С дедом провожатым отправился Васенька — и оба застряли. Лесничий покляпым по комнатам бродил, от кукол шарахался — подвели куклы! — от кукол отплевывался — проклятые, проклятые! А к вечеру застыл комелем у печурки Соломона.
Соломон, по-американски ноги задрав, сидел на кровати и тянул по слогам:
— Па-ноп-ти-кум… Па-ноп-ти-кум… — Толстые негритянские губы посмеивались.
В Чрезвычайной допрашивали Яшку, Цимбалюка и Маргариту; Маргарита Яшку за кушак тянула и всхлипывала:
— Куда моего мальчика дели? На что Егорушку оставили себе?
— Брось, портомойница! — огрызался Яшка, свесив голову…
Поздно вечером приехал Развозжаев, — а может быть, и пришел, дорог ведь много: и пеших, и конных, и рельсовых. В полночь привел деда и Васеньку, собственноручно сварил деду кашу из остатков ячневой, помог ему раздеться, а во втором часу ночи окликнул Лесничего и попросил созвать всех на заседание.
Глава четвертая
Заседали у деда в комнате, чтоб деда заново не поднимать, в зеркальной — с вогнутыми, кривыми, увеличительными и уменьшительными. Соломон глистой вытянулся, в версту, Лесничий грибком стал, у Зины Кирковой вкось и вкривь поползли щеки, уши, брови, а дед распух, вширь пошел, по зеленой подушке, похожей на стог сена.

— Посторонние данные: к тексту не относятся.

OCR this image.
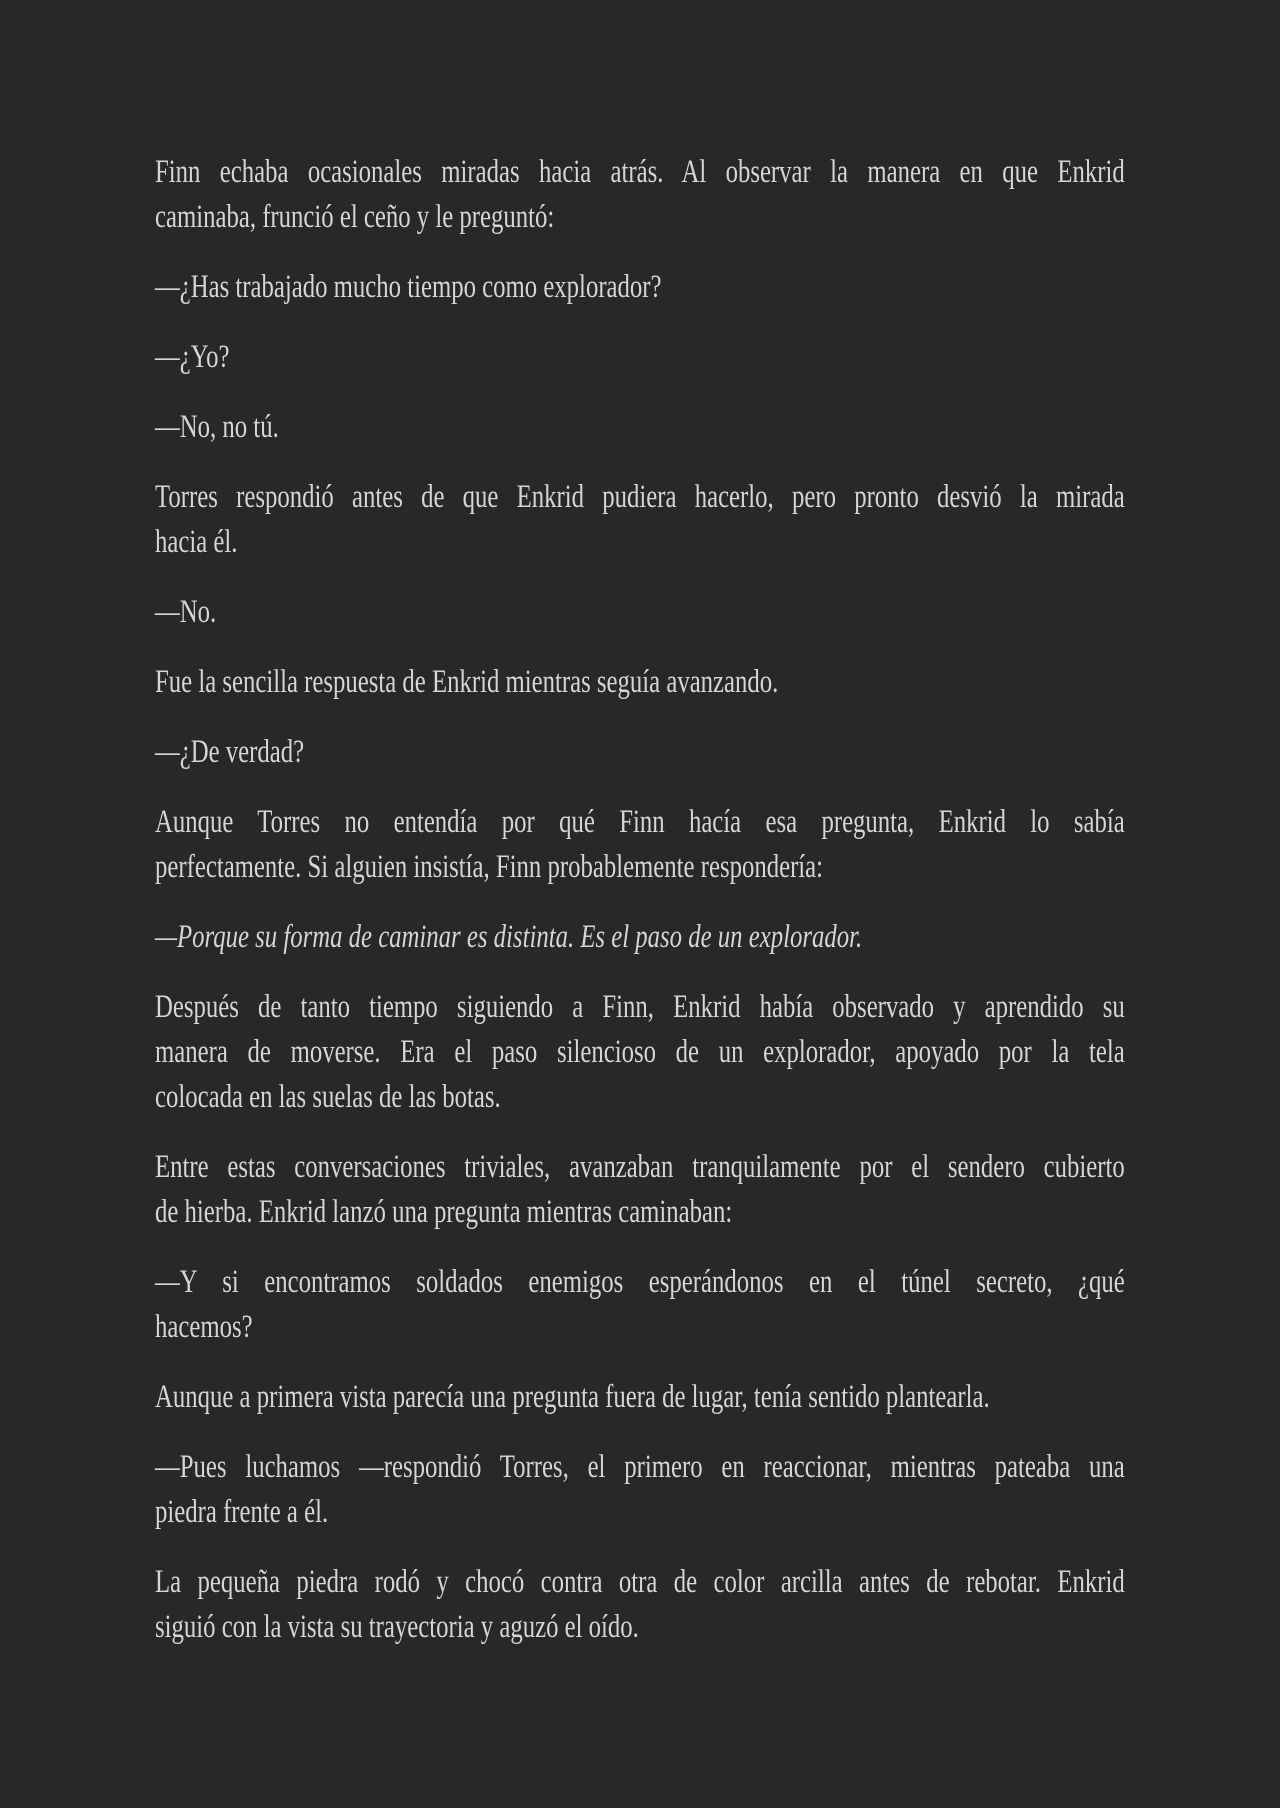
Finn echaba ocasionales miradas hacia atrás. Al observar la manera en que Enkrid
caminaba, frunció el ceño y le preguntó:
—¿Has trabajado mucho tiempo como explorador?
—¿Yo?
—No, no tú.
Torres respondió antes de que Enkrid pudiera hacerlo, pero pronto desvió la mirada
hacia él.
—No.
Fue la sencilla respuesta de Enkrid mientras seguía avanzando.
—¿De verdad?
Aunque Torres no entendía por qué Finn hacía esa pregunta, Enkrid lo sabía
perfectamente. Si alguien insistía, Finn probablemente respondería:
—Porque su forma de caminar es distinta. Es el paso de un explorador.
Después de tanto tiempo siguiendo a Finn, Enkrid había observado y aprendido su
manera de moverse. Era el paso silencioso de un explorador, apoyado por la tela
colocada en las suelas de las botas.
Entre estas conversaciones triviales, avanzaban tranquilamente por el sendero cubierto
de hierba. Enkrid lanzó una pregunta mientras caminaban:
—Y si encontramos soldados enemigos esperándonos en el túnel secreto, ¿qué
hacemos?
Aunque a primera vista parecía una pregunta fuera de lugar, tenía sentido plantearla.
—Pues luchamos —respondió Torres, el primero en reaccionar, mientras pateaba una
piedra frente a él.
La pequeña piedra rodó y chocó contra otra de color arcilla antes de rebotar. Enkrid
siguió con la vista su trayectoria y aguzó el oído.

И Збойко позвали; скромненько встал у ободверины кожа-да-кости, точно на ремешке удавленник повис.
— Новый? — спросил Антон, по Збойке равнодушно скользнув сухим взглядом, будто по стеклу ножом провел. — Объявляю собрание открытым.

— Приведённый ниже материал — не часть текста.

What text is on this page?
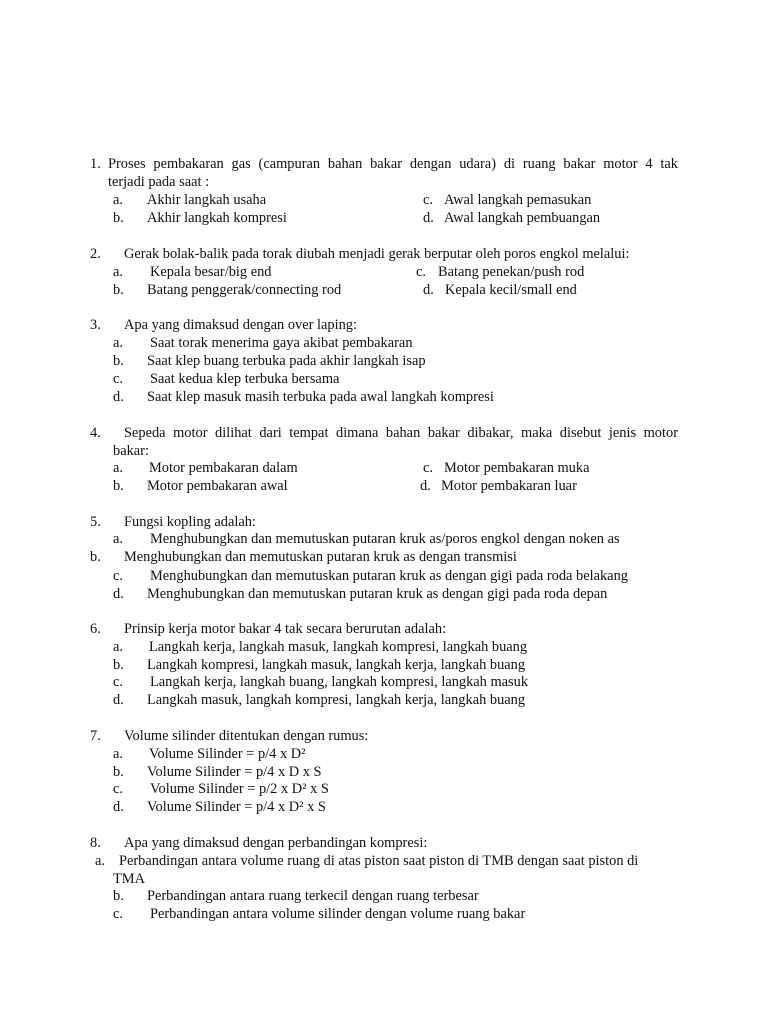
1. Proses pembakaran gas (campuran bahan bakar dengan udara) di ruang bakar motor 4 tak
terjadi pada saat :
a. Akhir langkah usaha
b. Akhir langkah kompresi
c. Awal langkah pemasukan
d. Awal langkah pembuangan
2. Gerak bolak-balik pada torak diubah menjadi gerak berputar oleh poros engkol melalui:
a. Kepala besar/big end
b. Batang penggerak/connecting rod
c. Batang penekan/push rod
d. Kepala kecil/small end
3. Apa yang dimaksud dengan over laping:
a. Saat torak menerima gaya akibat pembakaran
b. Saat klep buang terbuka pada akhir langkah isap
c. Saat kedua klep terbuka bersama
d. Saat klep masuk masih terbuka pada awal langkah kompresi
4. Sepeda motor dilihat dari tempat dimana bahan bakar dibakar, maka disebut jenis motor
bakar:
a. Motor pembakaran dalam
b. Motor pembakaran awal
c. Motor pembakaran muka
d. Motor pembakaran luar
5. Fungsi kopling adalah:
a. Menghubungkan dan memutuskan putaran kruk as/poros engkol dengan noken as
b. Menghubungkan dan memutuskan putaran kruk as dengan transmisi
c. Menghubungkan dan memutuskan putaran kruk as dengan gigi pada roda belakang
d. Menghubungkan dan memutuskan putaran kruk as dengan gigi pada roda depan
6. Prinsip kerja motor bakar 4 tak secara berurutan adalah:
a. Langkah kerja, langkah masuk, langkah kompresi, langkah buang
b. Langkah kompresi, langkah masuk, langkah kerja, langkah buang
c. Langkah kerja, langkah buang, langkah kompresi, langkah masuk
d. Langkah masuk, langkah kompresi, langkah kerja, langkah buang
7. Volume silinder ditentukan dengan rumus:
a. Volume Silinder = p/4 x D²
b. Volume Silinder = p/4 x D x S
c. Volume Silinder = p/2 x D² x S
d. Volume Silinder = p/4 x D² x S
8. Apa yang dimaksud dengan perbandingan kompresi:
a. Perbandingan antara volume ruang di atas piston saat piston di TMB dengan saat piston di
TMA
b. Perbandingan antara ruang terkecil dengan ruang terbesar
c. Perbandingan antara volume silinder dengan volume ruang bakar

— Виноват, — поднял руку Соломон. — К порядку дня. Не все в сборе. Предлагаю позвать остальных.
— Кого? — не оборачиваясь, спросил Антон.
Приподнимаясь, Соломон облизнул губы:
— Прежде всего малых сих — прежде всего лилипута.
— Какого лилипута?
— Самого обыкновенного двенадцативершкового.
— Откуда он взялся?
— Оттуда, что и мы: из недр. А затем всех кукол, как вполне правомочных и дееспособных членов общества.
— Довольно, — вскочил Васенька и навалился на стол. — Это черт знает что такое.
— Подожди, Вася, — тихо попросил Антон. — Я тебе слова не давал. — И глубоко заглянул в базедовые глаза.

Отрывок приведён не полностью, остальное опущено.